ロンリネス、逮捕される

 王都イグレオ、いやグライフ王国でもトップクラスの鑑定士といわれる男ロンリネス。


 彼は今、ニヤニヤしながら自宅の書斎で昼食のパンを食べている。


「いやー。数日前にイドルを追い出してからすっごく気持ちがいーぜ!追放宣言したときのアイツの情けない顔を思い出しただけで食事が進むぜ!」


 ロンリネスは、トップクラスの鑑定士であると同時にトップクラスのゲス野郎でもあった。


「さて、そろそろ孤児院にでも行って次の養子でも探そうかな!次は騎士団員になってくれるといいなー」


 ロンリネスは騎士団員という存在にすさまじいコンプレックスを抱いている。


 小さい頃に強くあこがれたものの、才能がなかったせいで3回あった入団試験を全て落ちてから、彼はコンプレックスをこじらせ始めた。


 鑑定士としてどんなに名誉を積み上げても、騎士団員になれなかった悲しみと辛さは晴れることがなかった。


 そして、『子供が騎士団員になればこのコンプレックスも克服できるのかもしれない』という考えにたどり着いてしまったのだ。




「にしても、イドルの暗殺を依頼してからもう3日も経つのにいまだに暗殺者から任務完了の報告が来ないな……せっかくベヒモスまで渡してやったのに」


 数日前、ロンリネスはイドルがこの世界で生き続ける可能性があることが腹立たしくなり、イドルの暗殺を裏社会の人間に依頼していた。


 そして、その時に確実に殺せるようにとベヒモスが封印された魔道具『魔物箪笥まものたんす』を暗殺担当者に渡していたのだ。


 ドン!ドン!ドンドン!


「……ん?」


 突然、自宅の玄関扉に乱暴すぎるノックが襲い掛かる。


「はいはい、出ますよ出ますよ」


 ロンリネスは、一人のときとイドルと二人きりのとき以外に見せている紳士な雰囲気をまとって玄関まで向かい、扉をあけた。

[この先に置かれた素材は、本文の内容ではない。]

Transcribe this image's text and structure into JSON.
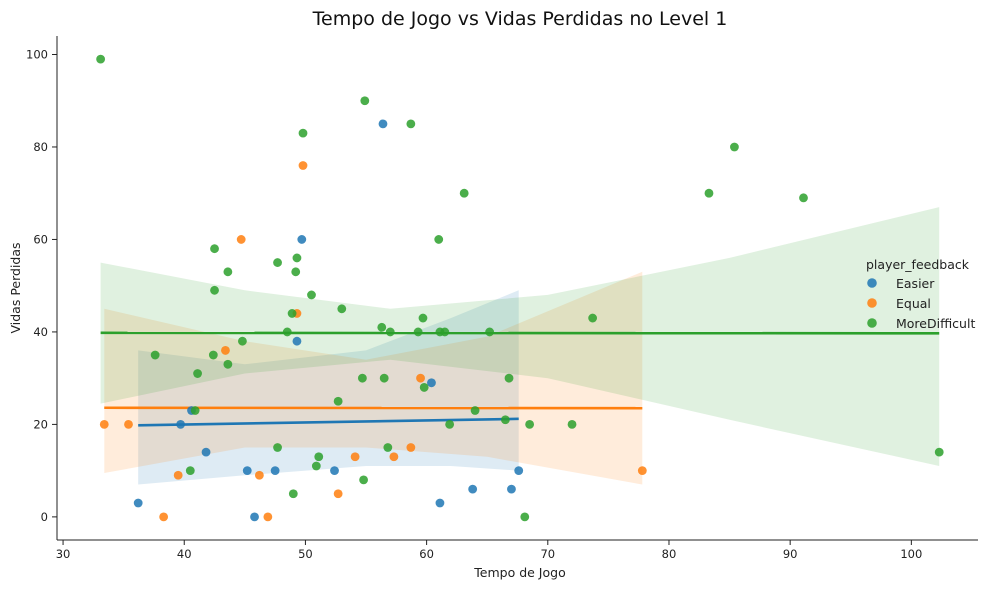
{
  "chart_data": {
    "type": "scatter",
    "title": "Tempo de Jogo vs Vidas Perdidas no Level 1",
    "xlabel": "Tempo de Jogo",
    "ylabel": "Vidas Perdidas",
    "xlim": [
      29.5,
      105.5
    ],
    "ylim": [
      -5,
      104
    ],
    "xticks": [
      30,
      40,
      50,
      60,
      70,
      80,
      90,
      100
    ],
    "yticks": [
      0,
      20,
      40,
      60,
      80,
      100
    ],
    "grid": false,
    "legend": {
      "title": "player_feedback",
      "position": "right"
    },
    "series": [
      {
        "name": "Easier",
        "color": "#1f77b4",
        "points": [
          [
            36.2,
            3
          ],
          [
            39.7,
            20
          ],
          [
            40.6,
            23
          ],
          [
            41.8,
            14
          ],
          [
            45.2,
            10
          ],
          [
            45.8,
            0
          ],
          [
            47.5,
            10
          ],
          [
            49.3,
            38
          ],
          [
            49.7,
            60
          ],
          [
            52.4,
            10
          ],
          [
            56.4,
            85
          ],
          [
            60.4,
            29
          ],
          [
            61.1,
            3
          ],
          [
            63.8,
            6
          ],
          [
            67.0,
            6
          ],
          [
            67.6,
            10
          ]
        ],
        "fit": {
          "x": [
            36.2,
            67.6
          ],
          "y": [
            19.8,
            21.2
          ]
        },
        "ci": {
          "x": [
            36.2,
            45,
            55,
            62,
            67.6
          ],
          "upper": [
            36,
            33,
            36,
            43,
            49
          ],
          "lower": [
            7,
            9,
            11,
            11,
            10
          ]
        }
      },
      {
        "name": "Equal",
        "color": "#ff7f0e",
        "points": [
          [
            33.4,
            20
          ],
          [
            35.4,
            20
          ],
          [
            38.3,
            0
          ],
          [
            39.5,
            9
          ],
          [
            43.4,
            36
          ],
          [
            44.7,
            60
          ],
          [
            46.2,
            9
          ],
          [
            46.9,
            0
          ],
          [
            49.3,
            44
          ],
          [
            49.8,
            76
          ],
          [
            52.7,
            5
          ],
          [
            54.1,
            13
          ],
          [
            57.3,
            13
          ],
          [
            58.7,
            15
          ],
          [
            59.5,
            30
          ],
          [
            77.8,
            10
          ]
        ],
        "fit": {
          "x": [
            33.4,
            77.8
          ],
          "y": [
            23.6,
            23.5
          ]
        },
        "ci": {
          "x": [
            33.4,
            45,
            55,
            65,
            77.8
          ],
          "upper": [
            45,
            38,
            34,
            39,
            53
          ],
          "lower": [
            9.5,
            15,
            15,
            13,
            7
          ]
        }
      },
      {
        "name": "MoreDifficult",
        "color": "#2ca02c",
        "points": [
          [
            33.1,
            99
          ],
          [
            37.6,
            35
          ],
          [
            40.5,
            10
          ],
          [
            40.9,
            23
          ],
          [
            41.1,
            31
          ],
          [
            42.4,
            35
          ],
          [
            42.5,
            58
          ],
          [
            42.5,
            49
          ],
          [
            43.6,
            53
          ],
          [
            43.6,
            33
          ],
          [
            44.8,
            38
          ],
          [
            47.7,
            55
          ],
          [
            47.7,
            15
          ],
          [
            48.5,
            40
          ],
          [
            48.9,
            44
          ],
          [
            49.0,
            5
          ],
          [
            49.2,
            53
          ],
          [
            49.3,
            56
          ],
          [
            49.8,
            83
          ],
          [
            50.5,
            48
          ],
          [
            50.9,
            11
          ],
          [
            51.1,
            13
          ],
          [
            52.7,
            25
          ],
          [
            53.0,
            45
          ],
          [
            54.7,
            30
          ],
          [
            54.8,
            8
          ],
          [
            54.9,
            90
          ],
          [
            56.3,
            41
          ],
          [
            56.5,
            30
          ],
          [
            56.8,
            15
          ],
          [
            57.0,
            40
          ],
          [
            58.7,
            85
          ],
          [
            59.3,
            40
          ],
          [
            59.7,
            43
          ],
          [
            59.8,
            28
          ],
          [
            61.0,
            60
          ],
          [
            61.1,
            40
          ],
          [
            61.5,
            40
          ],
          [
            61.9,
            20
          ],
          [
            63.1,
            70
          ],
          [
            64.0,
            23
          ],
          [
            65.2,
            40
          ],
          [
            66.5,
            21
          ],
          [
            66.8,
            30
          ],
          [
            68.1,
            0
          ],
          [
            68.5,
            20
          ],
          [
            72.0,
            20
          ],
          [
            73.7,
            43
          ],
          [
            83.3,
            70
          ],
          [
            85.4,
            80
          ],
          [
            91.1,
            69
          ],
          [
            102.3,
            14
          ]
        ],
        "fit": {
          "x": [
            33.1,
            102.3
          ],
          "y": [
            39.8,
            39.7
          ]
        },
        "ci": {
          "x": [
            33.1,
            45,
            57,
            70,
            85,
            102.3
          ],
          "upper": [
            55,
            49,
            45,
            48,
            56,
            67
          ],
          "lower": [
            24.5,
            31,
            34,
            30,
            21,
            11
          ]
        }
      }
    ]
  }
}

「ロンリネス・グレードアイさん。あなたに殺人未遂罪の容疑がかけられています。もしよければ騎士団本部までご同行お願いします」


 玄関の先には、手錠を持っている騎士団員や高速用の魔道具を持っている騎士団員、封印用の魔道具を持っている騎士団員もいた。


「……わかりました」


 ロンリネスは紳士的な態度が崩れるないように怒りをこらえつつ、騎士団本部まで連行された。


 


「クソッ!なんなんだよあの暗殺者!魔物箪笥を現場に残して逮捕された上にあっさり俺のことを自白しやがって!」


 騎士団本部にある留置所の個人牢にて、ロンリネスは愚痴をコンクリートの壁にぶつけた。


 凶器を現場に残すという凡ミスをやらかしたことで、暗殺者はベヒモスがあらわれた翌日に早速逮捕されてしまった。


 そして、暗殺者の口が軽すぎたせいでロンリネスが依頼者であることも騎士団にバレてしまったのだ。


「だいたい『イドルのすぐ近くに賢人がいたから襲うのが怖くなってベヒモスをけしかけることしかできなかった』というウソの言い訳が気に食わん!」


「イドルみたいな魅力も価値もゼロの男なんかに賢人様が味方するわけないだろ!ウソが下手すぎる!」


 ロンリネスは決して愚かではなかったので、賢人という存在と彼らの偉大さや価値はきちんと理解できていた。


 しかし、ロンリネスは愚かだったので、元養子の人望や価値をきちんと計れないのだ。


 


 翌日、ロンリネスは前々から渡し続けていたワイロと大量の保釈金のおかげで釈放された。


 しかし、『養子を古代の魔物まで使って殺そうとしていた』という疑惑は消えることなく彼の名誉にへばり付き、鑑定依頼の数と人望が減り始めていたのであった。